Holtkamp, S.J., Ince, L.M., Barnoud, C., Schmitt, M.T., Sinturel, F., Pilorz, V., Pick, R., Jemelin, S., Mühlstädt, M., Boehncke, W.H., Weber, J., Laubender, D., Philippou-Massier, J., Chen, C.S., Holtermann, L., Vestweber, D., Sperandio, M., Schraml, B.U., Halin, C., Dibner, C., Oster, H., Renkawitz, J., and Scheiermann, C.

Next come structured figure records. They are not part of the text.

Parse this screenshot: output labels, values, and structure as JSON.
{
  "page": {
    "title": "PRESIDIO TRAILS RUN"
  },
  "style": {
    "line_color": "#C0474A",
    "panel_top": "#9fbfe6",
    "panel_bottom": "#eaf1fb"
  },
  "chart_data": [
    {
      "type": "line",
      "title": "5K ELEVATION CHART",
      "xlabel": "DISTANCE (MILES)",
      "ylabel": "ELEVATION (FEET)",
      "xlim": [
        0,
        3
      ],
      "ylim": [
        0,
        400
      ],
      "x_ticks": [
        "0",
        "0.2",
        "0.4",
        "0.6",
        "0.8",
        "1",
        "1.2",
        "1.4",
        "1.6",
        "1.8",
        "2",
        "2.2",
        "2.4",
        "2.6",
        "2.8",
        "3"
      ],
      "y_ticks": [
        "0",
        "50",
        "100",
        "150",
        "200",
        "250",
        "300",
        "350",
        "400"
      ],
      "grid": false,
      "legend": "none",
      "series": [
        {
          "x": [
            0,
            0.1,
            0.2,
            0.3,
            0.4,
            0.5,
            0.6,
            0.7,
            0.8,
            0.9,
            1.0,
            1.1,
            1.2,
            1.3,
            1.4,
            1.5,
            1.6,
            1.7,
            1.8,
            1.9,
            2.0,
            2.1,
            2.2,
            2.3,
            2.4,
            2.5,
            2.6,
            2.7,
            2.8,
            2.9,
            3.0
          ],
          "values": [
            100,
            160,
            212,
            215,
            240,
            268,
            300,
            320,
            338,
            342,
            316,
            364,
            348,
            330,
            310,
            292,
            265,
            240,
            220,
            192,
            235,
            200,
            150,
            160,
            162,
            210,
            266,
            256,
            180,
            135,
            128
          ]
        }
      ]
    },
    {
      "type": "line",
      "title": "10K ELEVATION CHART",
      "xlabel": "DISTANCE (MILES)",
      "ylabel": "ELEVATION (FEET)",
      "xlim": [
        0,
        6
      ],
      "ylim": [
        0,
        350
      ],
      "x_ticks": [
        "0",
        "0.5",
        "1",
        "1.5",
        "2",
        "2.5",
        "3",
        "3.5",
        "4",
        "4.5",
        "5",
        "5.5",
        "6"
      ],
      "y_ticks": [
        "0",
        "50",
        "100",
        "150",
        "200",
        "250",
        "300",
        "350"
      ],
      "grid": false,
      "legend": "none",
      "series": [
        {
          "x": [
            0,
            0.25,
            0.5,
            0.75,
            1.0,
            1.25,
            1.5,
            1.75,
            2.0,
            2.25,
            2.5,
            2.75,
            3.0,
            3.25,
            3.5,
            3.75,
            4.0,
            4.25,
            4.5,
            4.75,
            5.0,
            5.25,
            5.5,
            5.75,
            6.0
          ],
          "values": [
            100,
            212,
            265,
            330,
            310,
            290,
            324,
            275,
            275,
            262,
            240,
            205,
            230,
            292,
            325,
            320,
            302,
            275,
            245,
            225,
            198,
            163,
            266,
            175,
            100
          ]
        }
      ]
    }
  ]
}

(IMPRS-LS students are in bold)
Nat Immunol, 2021, 22, 1375-1381.
Circadian clocks guide dendritic cells into skin lymphatics
Migration of leukocytes from the skin to lymph nodes (LNs) via afferent lymphatic vessels (LVs) is pivotal for adaptive immune responses1,2. Circadian rhythms have emerged as important regulators of leukocyte trafficking to LNs via the blood3,4. Here, we demonstrate that dendritic cells (DCs) have a circadian migration pattern into LVs, which peaks during the rest phase in mice. This migration pattern is determined by rhythmic gradients in the expression of the chemokine CCL21 and of adhesion molecules in both mice and humans. Chronopharmacological targeting of the involved factors abrogates circadian migration of DCs. We identify cell-intrinsic circadian oscillations in skin lymphatic endothelial cells (LECs) and DCs that cogovern these rhythms, as their genetic disruption in either cell type ablates circadian trafficking. These observations indicate that circadian clocks control the infiltration of DCs into skin lymphatics, a process that is essential for many adaptive immune responses and relevant for vaccination and immunotherapies.